Schweigen im „Tunnel“bei den Brexit-Verhandlungen
Am Vortag einer entscheidenden Kabinettssitzung zum Brexit haben am Montag Gegner und Befürworter des Kurses von Premierministerin Theresa May ihre Positionen bekräftigt. Ex-Außenminister Boris Johnson macht gegen den Plan einer Übergangsphase mobil: „Wir werden ein Vasallenstaat, eine Kolonie.“
Presseberichte am Wochenende hatten davon gesprochen, May habe sich mit EU-Chefunterhändler Michel Barnier bereits auf ein rund 50-seitiges Dokument geeinigt. Damit sei auch der Weg für die ersehnte Austrittsvereinbarung frei. May musste daraufhin am Sonntag telefonisch aufgebrachte Minister beruhigen: Noch sei nichts entschieden.
Schweigephase
Auch in Brüssel wird abgewiegelt, die Chancen für eine Einigung stünden 50:50. Barnier wollte am Montagabend eine Rede halten, von der aber keine neuen Details erwartet wurden. Dem Vernehmen nach befinden sich die Delegationen in einer Schweigephase, im Jargon „Tunnel“genannt, um den Durchbruch in dieser Woche möglich zu machen. Spätestens am Freitag müsste ein Deal so weit vereinbart sein, wenn EU-Ratspräsident Donald Tusk einen Sondergipfel für Mitte des Monats einberufen soll. Dies wiederum käme den Briten entgegen, weil es die nötige Abstimmung im Unterhaus noch vor Weihnachten ermöglichen würde.

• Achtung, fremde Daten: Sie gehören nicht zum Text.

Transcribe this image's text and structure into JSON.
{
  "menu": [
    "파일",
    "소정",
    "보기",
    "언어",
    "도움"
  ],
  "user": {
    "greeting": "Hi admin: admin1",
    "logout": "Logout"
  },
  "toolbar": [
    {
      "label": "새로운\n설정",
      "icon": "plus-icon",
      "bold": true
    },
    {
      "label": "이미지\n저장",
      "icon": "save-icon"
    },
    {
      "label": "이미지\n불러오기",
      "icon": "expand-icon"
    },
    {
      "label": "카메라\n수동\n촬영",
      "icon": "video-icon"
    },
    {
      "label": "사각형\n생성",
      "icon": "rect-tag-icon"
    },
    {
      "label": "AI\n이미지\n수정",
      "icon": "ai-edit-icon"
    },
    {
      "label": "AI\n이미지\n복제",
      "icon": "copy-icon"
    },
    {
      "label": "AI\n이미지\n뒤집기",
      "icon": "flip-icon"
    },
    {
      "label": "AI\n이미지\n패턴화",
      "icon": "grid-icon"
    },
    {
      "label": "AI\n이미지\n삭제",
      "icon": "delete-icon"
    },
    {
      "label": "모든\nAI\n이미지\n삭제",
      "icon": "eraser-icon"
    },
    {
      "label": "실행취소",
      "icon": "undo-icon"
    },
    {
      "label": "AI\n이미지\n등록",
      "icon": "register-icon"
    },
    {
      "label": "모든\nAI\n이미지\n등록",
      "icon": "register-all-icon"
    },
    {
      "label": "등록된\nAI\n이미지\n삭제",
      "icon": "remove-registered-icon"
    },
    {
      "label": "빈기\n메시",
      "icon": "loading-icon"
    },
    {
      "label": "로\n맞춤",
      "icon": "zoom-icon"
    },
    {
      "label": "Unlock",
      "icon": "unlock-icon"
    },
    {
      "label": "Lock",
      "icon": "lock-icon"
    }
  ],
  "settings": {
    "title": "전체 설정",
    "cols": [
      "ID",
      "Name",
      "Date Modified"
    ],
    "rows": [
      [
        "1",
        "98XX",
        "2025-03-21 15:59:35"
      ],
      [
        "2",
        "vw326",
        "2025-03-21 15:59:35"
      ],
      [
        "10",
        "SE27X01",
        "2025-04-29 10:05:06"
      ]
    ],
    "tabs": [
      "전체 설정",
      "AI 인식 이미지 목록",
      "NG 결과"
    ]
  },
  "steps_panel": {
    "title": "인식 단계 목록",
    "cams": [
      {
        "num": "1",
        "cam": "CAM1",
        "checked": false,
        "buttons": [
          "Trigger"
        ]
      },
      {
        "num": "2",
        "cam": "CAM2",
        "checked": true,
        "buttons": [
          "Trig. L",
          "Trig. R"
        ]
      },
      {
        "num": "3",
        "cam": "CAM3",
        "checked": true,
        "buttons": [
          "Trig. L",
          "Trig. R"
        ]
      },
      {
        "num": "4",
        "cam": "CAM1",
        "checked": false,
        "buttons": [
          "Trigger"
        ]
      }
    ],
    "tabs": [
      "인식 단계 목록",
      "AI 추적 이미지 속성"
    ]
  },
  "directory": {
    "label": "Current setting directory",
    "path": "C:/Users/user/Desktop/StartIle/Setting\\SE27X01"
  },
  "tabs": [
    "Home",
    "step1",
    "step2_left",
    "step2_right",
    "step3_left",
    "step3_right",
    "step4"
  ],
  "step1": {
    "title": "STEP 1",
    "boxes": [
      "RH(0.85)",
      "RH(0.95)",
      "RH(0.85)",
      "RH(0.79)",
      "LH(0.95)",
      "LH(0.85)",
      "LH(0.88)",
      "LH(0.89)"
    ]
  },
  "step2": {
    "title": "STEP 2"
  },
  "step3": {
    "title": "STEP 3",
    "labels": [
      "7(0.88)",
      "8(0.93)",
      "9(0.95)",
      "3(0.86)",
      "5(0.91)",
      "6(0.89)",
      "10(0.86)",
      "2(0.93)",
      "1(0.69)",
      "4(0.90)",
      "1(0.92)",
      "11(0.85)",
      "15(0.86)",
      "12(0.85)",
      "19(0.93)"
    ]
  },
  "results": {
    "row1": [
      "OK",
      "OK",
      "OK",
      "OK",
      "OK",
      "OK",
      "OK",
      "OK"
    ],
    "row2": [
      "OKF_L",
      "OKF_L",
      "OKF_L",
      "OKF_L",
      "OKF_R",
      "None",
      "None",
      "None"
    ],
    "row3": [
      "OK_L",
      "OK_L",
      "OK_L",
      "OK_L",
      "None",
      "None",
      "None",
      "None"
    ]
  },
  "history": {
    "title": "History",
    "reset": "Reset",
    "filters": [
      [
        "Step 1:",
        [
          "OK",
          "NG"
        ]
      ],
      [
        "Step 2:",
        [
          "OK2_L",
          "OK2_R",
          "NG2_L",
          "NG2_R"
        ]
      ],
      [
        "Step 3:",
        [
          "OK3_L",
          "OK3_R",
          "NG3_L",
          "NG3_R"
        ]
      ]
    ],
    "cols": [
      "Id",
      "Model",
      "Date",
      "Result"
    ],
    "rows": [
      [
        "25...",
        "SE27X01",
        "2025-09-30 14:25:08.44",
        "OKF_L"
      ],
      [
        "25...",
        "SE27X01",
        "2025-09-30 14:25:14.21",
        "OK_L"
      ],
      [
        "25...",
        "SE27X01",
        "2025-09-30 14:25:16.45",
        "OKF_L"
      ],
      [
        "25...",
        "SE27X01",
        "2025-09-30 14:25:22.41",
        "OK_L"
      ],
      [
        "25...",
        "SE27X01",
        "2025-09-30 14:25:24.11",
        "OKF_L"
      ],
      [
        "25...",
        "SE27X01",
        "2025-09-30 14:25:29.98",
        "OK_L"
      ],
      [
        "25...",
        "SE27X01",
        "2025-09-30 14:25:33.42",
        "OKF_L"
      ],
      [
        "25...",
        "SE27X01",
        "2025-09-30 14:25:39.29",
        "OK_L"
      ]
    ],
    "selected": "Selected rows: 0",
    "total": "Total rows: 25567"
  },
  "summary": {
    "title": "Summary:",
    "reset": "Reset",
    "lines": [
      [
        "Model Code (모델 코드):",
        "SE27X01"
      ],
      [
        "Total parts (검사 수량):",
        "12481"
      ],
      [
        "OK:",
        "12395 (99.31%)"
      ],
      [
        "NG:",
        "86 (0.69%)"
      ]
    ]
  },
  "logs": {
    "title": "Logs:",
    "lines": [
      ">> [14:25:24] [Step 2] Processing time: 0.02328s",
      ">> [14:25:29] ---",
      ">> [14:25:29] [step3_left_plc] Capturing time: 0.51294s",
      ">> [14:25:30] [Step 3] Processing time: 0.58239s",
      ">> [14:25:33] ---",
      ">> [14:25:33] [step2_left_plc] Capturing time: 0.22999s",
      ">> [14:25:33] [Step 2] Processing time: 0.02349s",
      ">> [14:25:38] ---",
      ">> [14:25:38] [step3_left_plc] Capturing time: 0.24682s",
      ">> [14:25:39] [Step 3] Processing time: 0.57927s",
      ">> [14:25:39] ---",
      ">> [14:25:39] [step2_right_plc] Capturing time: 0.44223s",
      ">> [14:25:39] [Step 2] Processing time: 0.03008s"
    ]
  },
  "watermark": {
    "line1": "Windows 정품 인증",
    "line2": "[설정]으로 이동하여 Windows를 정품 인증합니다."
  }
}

Britischen Presseberichten zufolge will May das Königreich bis auf weiteres in einer Art Zollunion mit der EU halten. Dies würde, gemeinsam mit privilegiertem Zugang Nordirlands zum EU-Binnenmarkt für Güter und Agrarprodukte, das Problem der inneririschen Grenze lösen. Allerdings drängen die konservativen EU-Feinde auf eine zeitliche Begrenzung der Zollunion. Während sich die Verhandler in Schweigen hüllen, schwadronieren die Brexit-Ultras umso lauter. „Zum ersten Mal seit 1000 Jahren“werde die Insel in der Übergangsphase Gesetze umsetzen müssen, auf die sie keinen Einfluss hat, teilte Johnson den Lesern des Boulevardblatts The Sun mit.